Nunca li o livro, vacilo meu, vou atrás dessa edição com o seu prefácio.
Muito legal o texto sobre O coração das trevas. O Conrad tem muitas obras que foram publicadas no Brasil e que estão fora de catálogo há priscas eras. Um desses livros que merecem uma reedição é Under western eyes.
Gosto muito de “Lord Jim” também.
Nunca li, mas sempre tive muita vontade. Vou procurar uma edição bacana e resolver essa pendência.
Depois diz o que achou, deve ser mole encontrar uma edição baratinha.

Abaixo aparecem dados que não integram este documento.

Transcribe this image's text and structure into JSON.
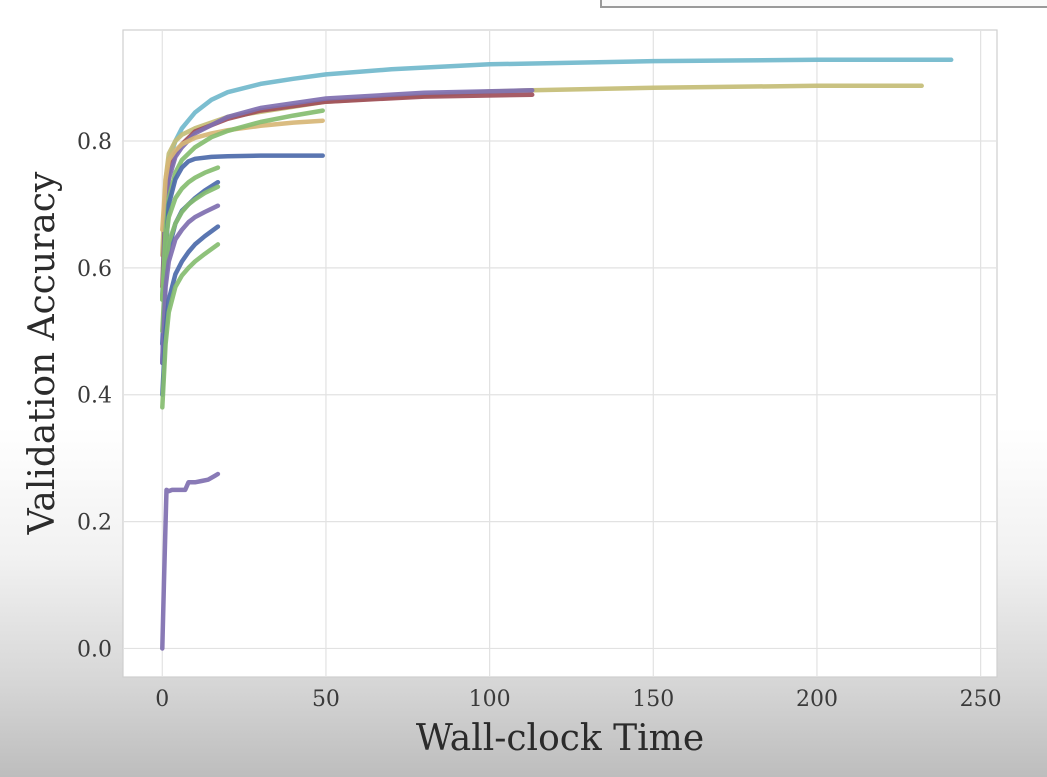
{
  "chart_data": {
    "type": "line",
    "title": "",
    "xlabel": "Wall-clock Time",
    "ylabel": "Validation Accuracy",
    "xlim": [
      -12,
      255
    ],
    "ylim": [
      -0.045,
      0.975
    ],
    "xticks": [
      0,
      50,
      100,
      150,
      200,
      250
    ],
    "yticks": [
      0.0,
      0.2,
      0.4,
      0.6,
      0.8
    ],
    "xtick_labels": [
      "0",
      "50",
      "100",
      "150",
      "200",
      "250"
    ],
    "ytick_labels": [
      "0.0",
      "0.2",
      "0.4",
      "0.6",
      "0.8"
    ],
    "grid": true,
    "legend": "none",
    "series": [
      {
        "color": "#71b8cc",
        "x": [
          0,
          1,
          2,
          4,
          6,
          10,
          15,
          20,
          30,
          40,
          50,
          70,
          100,
          150,
          200,
          241
        ],
        "y": [
          0.55,
          0.72,
          0.77,
          0.8,
          0.82,
          0.845,
          0.865,
          0.877,
          0.89,
          0.898,
          0.905,
          0.913,
          0.921,
          0.926,
          0.928,
          0.928
        ]
      },
      {
        "color": "#c4bd76",
        "x": [
          0,
          1,
          2,
          4,
          6,
          10,
          20,
          50,
          100,
          113,
          150,
          200,
          232
        ],
        "y": [
          0.62,
          0.74,
          0.78,
          0.8,
          0.81,
          0.82,
          0.838,
          0.862,
          0.878,
          0.88,
          0.884,
          0.887,
          0.887
        ]
      },
      {
        "color": "#a04f5a",
        "x": [
          0,
          1,
          2,
          4,
          6,
          10,
          20,
          30,
          50,
          80,
          113
        ],
        "y": [
          0.57,
          0.7,
          0.75,
          0.78,
          0.795,
          0.815,
          0.835,
          0.848,
          0.862,
          0.87,
          0.873
        ]
      },
      {
        "color": "#7f6fb0",
        "x": [
          0,
          1,
          2,
          4,
          6,
          10,
          20,
          30,
          50,
          80,
          113
        ],
        "y": [
          0.55,
          0.69,
          0.74,
          0.775,
          0.79,
          0.812,
          0.838,
          0.852,
          0.867,
          0.876,
          0.88
        ]
      },
      {
        "color": "#d7b676",
        "x": [
          0,
          1,
          2,
          4,
          6,
          10,
          15,
          20,
          30,
          40,
          49
        ],
        "y": [
          0.66,
          0.74,
          0.77,
          0.785,
          0.795,
          0.805,
          0.812,
          0.817,
          0.824,
          0.829,
          0.832
        ]
      },
      {
        "color": "#86bd70",
        "x": [
          0,
          1,
          2,
          4,
          6,
          10,
          15,
          20,
          30,
          40,
          49
        ],
        "y": [
          0.55,
          0.66,
          0.71,
          0.75,
          0.77,
          0.79,
          0.806,
          0.816,
          0.83,
          0.84,
          0.848
        ]
      },
      {
        "color": "#4c6aaa",
        "x": [
          0,
          1,
          2,
          4,
          6,
          8,
          10,
          15,
          20,
          30,
          40,
          49
        ],
        "y": [
          0.45,
          0.62,
          0.7,
          0.74,
          0.758,
          0.768,
          0.772,
          0.775,
          0.776,
          0.777,
          0.777,
          0.777
        ]
      },
      {
        "color": "#86bd70",
        "x": [
          0,
          1,
          2,
          4,
          6,
          8,
          10,
          13,
          17
        ],
        "y": [
          0.55,
          0.64,
          0.68,
          0.71,
          0.725,
          0.735,
          0.742,
          0.75,
          0.758
        ]
      },
      {
        "color": "#4c6aaa",
        "x": [
          0,
          1,
          2,
          4,
          6,
          8,
          10,
          13,
          17
        ],
        "y": [
          0.48,
          0.59,
          0.63,
          0.67,
          0.69,
          0.7,
          0.71,
          0.722,
          0.735
        ]
      },
      {
        "color": "#86bd70",
        "x": [
          0,
          1,
          2,
          4,
          6,
          8,
          10,
          13,
          17
        ],
        "y": [
          0.5,
          0.6,
          0.64,
          0.67,
          0.688,
          0.7,
          0.708,
          0.718,
          0.728
        ]
      },
      {
        "color": "#7f6fb0",
        "x": [
          0,
          1,
          2,
          4,
          6,
          8,
          10,
          13,
          17
        ],
        "y": [
          0.45,
          0.57,
          0.61,
          0.645,
          0.66,
          0.672,
          0.68,
          0.688,
          0.698
        ]
      },
      {
        "color": "#4c6aaa",
        "x": [
          0,
          1,
          2,
          4,
          6,
          8,
          10,
          13,
          17
        ],
        "y": [
          0.4,
          0.5,
          0.55,
          0.59,
          0.61,
          0.625,
          0.637,
          0.65,
          0.665
        ]
      },
      {
        "color": "#86bd70",
        "x": [
          0,
          1,
          2,
          4,
          6,
          8,
          10,
          13,
          17
        ],
        "y": [
          0.38,
          0.48,
          0.53,
          0.57,
          0.588,
          0.6,
          0.61,
          0.622,
          0.637
        ]
      },
      {
        "color": "#7f6fb0",
        "x": [
          0,
          0.5,
          1,
          1.3,
          2,
          3,
          5,
          7,
          8,
          10,
          12,
          14,
          16,
          17
        ],
        "y": [
          0.0,
          0.1,
          0.2,
          0.25,
          0.248,
          0.25,
          0.25,
          0.25,
          0.262,
          0.262,
          0.264,
          0.266,
          0.272,
          0.275
        ]
      }
    ]
  }
}
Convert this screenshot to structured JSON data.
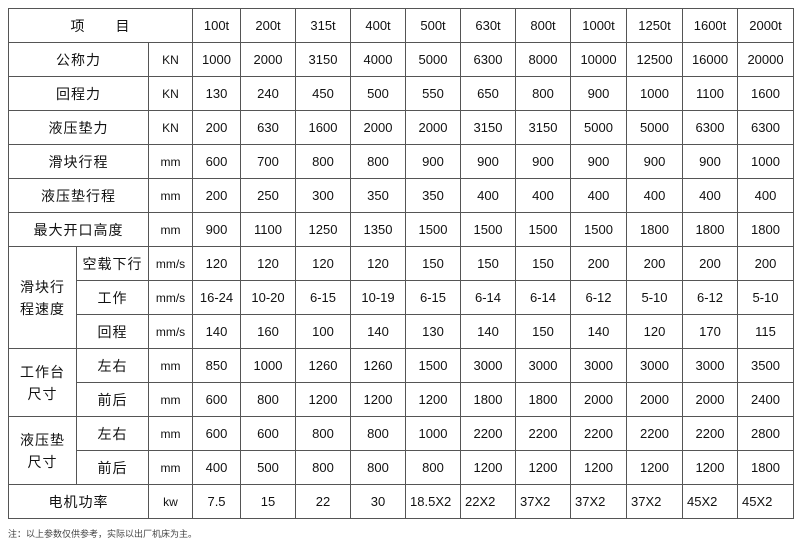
{
  "header": {
    "label": "项　　目",
    "models": [
      "100t",
      "200t",
      "315t",
      "400t",
      "500t",
      "630t",
      "800t",
      "1000t",
      "1250t",
      "1600t",
      "2000t"
    ]
  },
  "simple_rows": [
    {
      "label": "公称力",
      "unit": "KN",
      "values": [
        "1000",
        "2000",
        "3150",
        "4000",
        "5000",
        "6300",
        "8000",
        "10000",
        "12500",
        "16000",
        "20000"
      ]
    },
    {
      "label": "回程力",
      "unit": "KN",
      "values": [
        "130",
        "240",
        "450",
        "500",
        "550",
        "650",
        "800",
        "900",
        "1000",
        "1100",
        "1600"
      ]
    },
    {
      "label": "液压垫力",
      "unit": "KN",
      "values": [
        "200",
        "630",
        "1600",
        "2000",
        "2000",
        "3150",
        "3150",
        "5000",
        "5000",
        "6300",
        "6300"
      ]
    },
    {
      "label": "滑块行程",
      "unit": "mm",
      "values": [
        "600",
        "700",
        "800",
        "800",
        "900",
        "900",
        "900",
        "900",
        "900",
        "900",
        "1000"
      ]
    },
    {
      "label": "液压垫行程",
      "unit": "mm",
      "values": [
        "200",
        "250",
        "300",
        "350",
        "350",
        "400",
        "400",
        "400",
        "400",
        "400",
        "400"
      ]
    },
    {
      "label": "最大开口高度",
      "unit": "mm",
      "values": [
        "900",
        "1100",
        "1250",
        "1350",
        "1500",
        "1500",
        "1500",
        "1500",
        "1800",
        "1800",
        "1800"
      ]
    }
  ],
  "groups": [
    {
      "label": "滑块行程速度",
      "rows": [
        {
          "label": "空载下行",
          "unit": "mm/s",
          "values": [
            "120",
            "120",
            "120",
            "120",
            "150",
            "150",
            "150",
            "200",
            "200",
            "200",
            "200"
          ]
        },
        {
          "label": "工作",
          "unit": "mm/s",
          "values": [
            "16-24",
            "10-20",
            "6-15",
            "10-19",
            "6-15",
            "6-14",
            "6-14",
            "6-12",
            "5-10",
            "6-12",
            "5-10"
          ]
        },
        {
          "label": "回程",
          "unit": "mm/s",
          "values": [
            "140",
            "160",
            "100",
            "140",
            "130",
            "140",
            "150",
            "140",
            "120",
            "170",
            "115"
          ]
        }
      ]
    },
    {
      "label": "工作台尺寸",
      "rows": [
        {
          "label": "左右",
          "unit": "mm",
          "values": [
            "850",
            "1000",
            "1260",
            "1260",
            "1500",
            "3000",
            "3000",
            "3000",
            "3000",
            "3000",
            "3500"
          ]
        },
        {
          "label": "前后",
          "unit": "mm",
          "values": [
            "600",
            "800",
            "1200",
            "1200",
            "1200",
            "1800",
            "1800",
            "2000",
            "2000",
            "2000",
            "2400"
          ]
        }
      ]
    },
    {
      "label": "液压垫尺寸",
      "rows": [
        {
          "label": "左右",
          "unit": "mm",
          "values": [
            "600",
            "600",
            "800",
            "800",
            "1000",
            "2200",
            "2200",
            "2200",
            "2200",
            "2200",
            "2800"
          ]
        },
        {
          "label": "前后",
          "unit": "mm",
          "values": [
            "400",
            "500",
            "800",
            "800",
            "800",
            "1200",
            "1200",
            "1200",
            "1200",
            "1200",
            "1800"
          ]
        }
      ]
    }
  ],
  "motor": {
    "label": "电机功率",
    "unit": "kw",
    "values": [
      "7.5",
      "15",
      "22",
      "30",
      "18.5X2",
      "22X2",
      "37X2",
      "37X2",
      "37X2",
      "45X2",
      "45X2"
    ]
  },
  "note": "注：以上参数仅供参考，实际以出厂机床为主。"
}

Andre bom dia. Estou esperando ansioso pelo encontro com criaturas notáveis. Descobri seu trabalho esse ano e dês de então tenho tentado acompanhar. Quando tiver condições quero adquirir pavões misteriosos e barulho. Coração das trevas esta na lista de leitura. Abraço.
Muito legal, Fellipe, espero que goste!
Fala André! Era o livro preferido do Anthony Bourdain, uma obsessão. Aproveitando o Copolla, vai escrever sobre “Megalópolis”? Grande abraço.
Tô em SP, vou conseguir ver “Megalópolis” hoje, escrevo pra sexta!
Vi ontem, boa sorte rs
Pois é, já estou me preparando pro pior!
Também estou curioso para ler sua opinião sobre o filme que talvez seja o ultimo do Copolla.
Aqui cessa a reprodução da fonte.